Steam engine calculates total surface area of the wire not coil to wick contact area. 32 gauge wire covering the same area of wick as 26 gauge has almost twice the surface contact, so 100mW/mm^2 from 32 gauge is about the same as 200mW/mm^2 from 26 gauge. With 24 or 22 you get even less surface contact.
Edit: this analysis was done for 28awg and 22awg but the point is the same.
This is my coil design process:
1. Chose power level.
2. Chose number of coils.
3. Chose single or dual wire, parallel or twisted, etc.
4. Chose a wire gauge and resistance combination that allows me to be in my desired heat flux and heat capacity range.
I modeled the
tri-wire build you're using in Steam Engine. 11.5 wraps, 0.86 ohms, HF at 40 watts is 92 mW/mm² and HC is 35.8 mJ/K. I calculated the coil width to be 0.276".
Then I modeled it using three 26 gauge wires with
about the same heat flux. 5.5 wraps, 0.11 ohms, HF at 40 watts is 89 and HC is 74. Coil width is 0.264". This setup will have noticeable heat up delay when it's cold at 40 watts. That will go away with more power, say around 60 watts. I consider both of these setups to be better at a bit more power than 40 watts, but that's just my preference.
Coil to wick contact area is however almost identical between them, even though one is built with 32 gauge wire and the other with 26 gauge.

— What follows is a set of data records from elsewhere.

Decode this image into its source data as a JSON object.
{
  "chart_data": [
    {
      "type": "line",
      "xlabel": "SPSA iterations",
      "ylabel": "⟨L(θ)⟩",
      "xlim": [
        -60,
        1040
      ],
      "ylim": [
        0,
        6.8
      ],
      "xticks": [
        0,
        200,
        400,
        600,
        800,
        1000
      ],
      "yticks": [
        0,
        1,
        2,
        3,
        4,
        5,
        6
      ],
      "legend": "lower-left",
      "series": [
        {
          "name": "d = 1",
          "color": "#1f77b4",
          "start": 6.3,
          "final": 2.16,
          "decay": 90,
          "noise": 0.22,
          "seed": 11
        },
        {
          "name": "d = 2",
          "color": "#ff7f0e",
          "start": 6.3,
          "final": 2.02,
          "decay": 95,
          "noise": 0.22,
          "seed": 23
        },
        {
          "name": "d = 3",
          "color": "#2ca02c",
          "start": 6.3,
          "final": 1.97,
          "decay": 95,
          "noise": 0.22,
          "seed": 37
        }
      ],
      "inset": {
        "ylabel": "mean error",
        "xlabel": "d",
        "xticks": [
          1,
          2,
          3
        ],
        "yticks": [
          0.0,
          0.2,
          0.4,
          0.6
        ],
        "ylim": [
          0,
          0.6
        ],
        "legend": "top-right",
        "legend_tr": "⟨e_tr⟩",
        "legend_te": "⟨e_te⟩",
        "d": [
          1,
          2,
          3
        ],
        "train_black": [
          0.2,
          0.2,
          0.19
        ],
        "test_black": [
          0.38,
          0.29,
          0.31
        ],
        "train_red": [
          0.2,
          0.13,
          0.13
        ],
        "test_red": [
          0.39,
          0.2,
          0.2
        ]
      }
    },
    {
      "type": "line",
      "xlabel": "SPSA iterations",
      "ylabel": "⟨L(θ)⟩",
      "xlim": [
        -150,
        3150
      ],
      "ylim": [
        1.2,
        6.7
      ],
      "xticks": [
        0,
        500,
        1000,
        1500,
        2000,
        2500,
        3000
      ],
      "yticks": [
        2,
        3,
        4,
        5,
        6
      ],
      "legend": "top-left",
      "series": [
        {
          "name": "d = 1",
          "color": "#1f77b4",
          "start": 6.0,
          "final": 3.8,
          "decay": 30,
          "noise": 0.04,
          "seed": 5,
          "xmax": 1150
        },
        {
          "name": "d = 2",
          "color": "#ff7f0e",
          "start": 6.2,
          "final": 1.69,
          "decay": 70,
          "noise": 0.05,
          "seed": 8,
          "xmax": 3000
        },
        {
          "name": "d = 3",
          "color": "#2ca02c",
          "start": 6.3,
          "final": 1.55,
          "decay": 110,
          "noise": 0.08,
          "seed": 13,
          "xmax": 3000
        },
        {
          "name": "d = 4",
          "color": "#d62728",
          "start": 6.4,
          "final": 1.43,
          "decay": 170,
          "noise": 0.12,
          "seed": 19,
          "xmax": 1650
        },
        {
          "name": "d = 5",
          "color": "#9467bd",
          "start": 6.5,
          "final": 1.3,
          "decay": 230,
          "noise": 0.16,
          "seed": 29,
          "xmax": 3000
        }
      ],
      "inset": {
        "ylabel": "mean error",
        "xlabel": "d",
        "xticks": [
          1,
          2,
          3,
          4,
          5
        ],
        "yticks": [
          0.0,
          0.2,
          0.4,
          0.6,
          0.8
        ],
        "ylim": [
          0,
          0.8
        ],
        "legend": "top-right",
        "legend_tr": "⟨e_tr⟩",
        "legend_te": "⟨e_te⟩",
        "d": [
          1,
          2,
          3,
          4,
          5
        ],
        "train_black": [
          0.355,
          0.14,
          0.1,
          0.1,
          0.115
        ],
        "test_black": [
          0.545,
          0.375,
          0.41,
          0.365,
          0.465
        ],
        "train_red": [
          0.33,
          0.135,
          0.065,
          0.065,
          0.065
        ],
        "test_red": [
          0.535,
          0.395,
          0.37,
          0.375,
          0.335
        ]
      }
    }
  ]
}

OTOH, I don't worry about coil to wick contact area. I have two Mutation X V1's and have done a bit of experimenting with them, vaping dissimilar setups alternately at the same power. In one experiment I set both up with 24 gauge Kanthal using the same 2.5mm pin. One at 0.2 ohms and the other at 0.4 ohms, so this one had twice the contact area of the first. They vaped pretty much the same at between 40-60 watts, with the bigger coil having a small advantage in flavor, but of course it had heat up delay at lower power. At higher than 60 watts the bigger coil was more noticeably better and the coil heat up time disappeared. I'm not sure if the difference was from the increase in contact area or the lower HF because I never investigated further. The difference was so small that other factors in coil design are more important to me and I don't vape at much over 40 watts anyway
Without knowing how you define efficiency, it's hard to comment on how to improve a coil design. I like using thicker wire because I find it's easier to build with and maintain. I use single wire coils for the same reason. Sometimes I use contact coils and sometimes I use spaced, with the spaced having a slight flavor edge over contact at around 40 watts. With Ni and Ti coils I always use cotton because of the softness of these materials, with Kanthal I switch back and forth with rayon as I feel like. I like my set ups to not have any heat up delay. I'm not a flavor chaser or a cloud chaser, so my most efficient coil designs are middle of road womp-rat designs that combine my preference of all these variables to give me what I want with a build on that day.
I'm sure that if I was a flavor chaser or a could chaser my preferences would be different and coil to wick contact area might become something I would experiment with more. For now it just doesn't matter to me.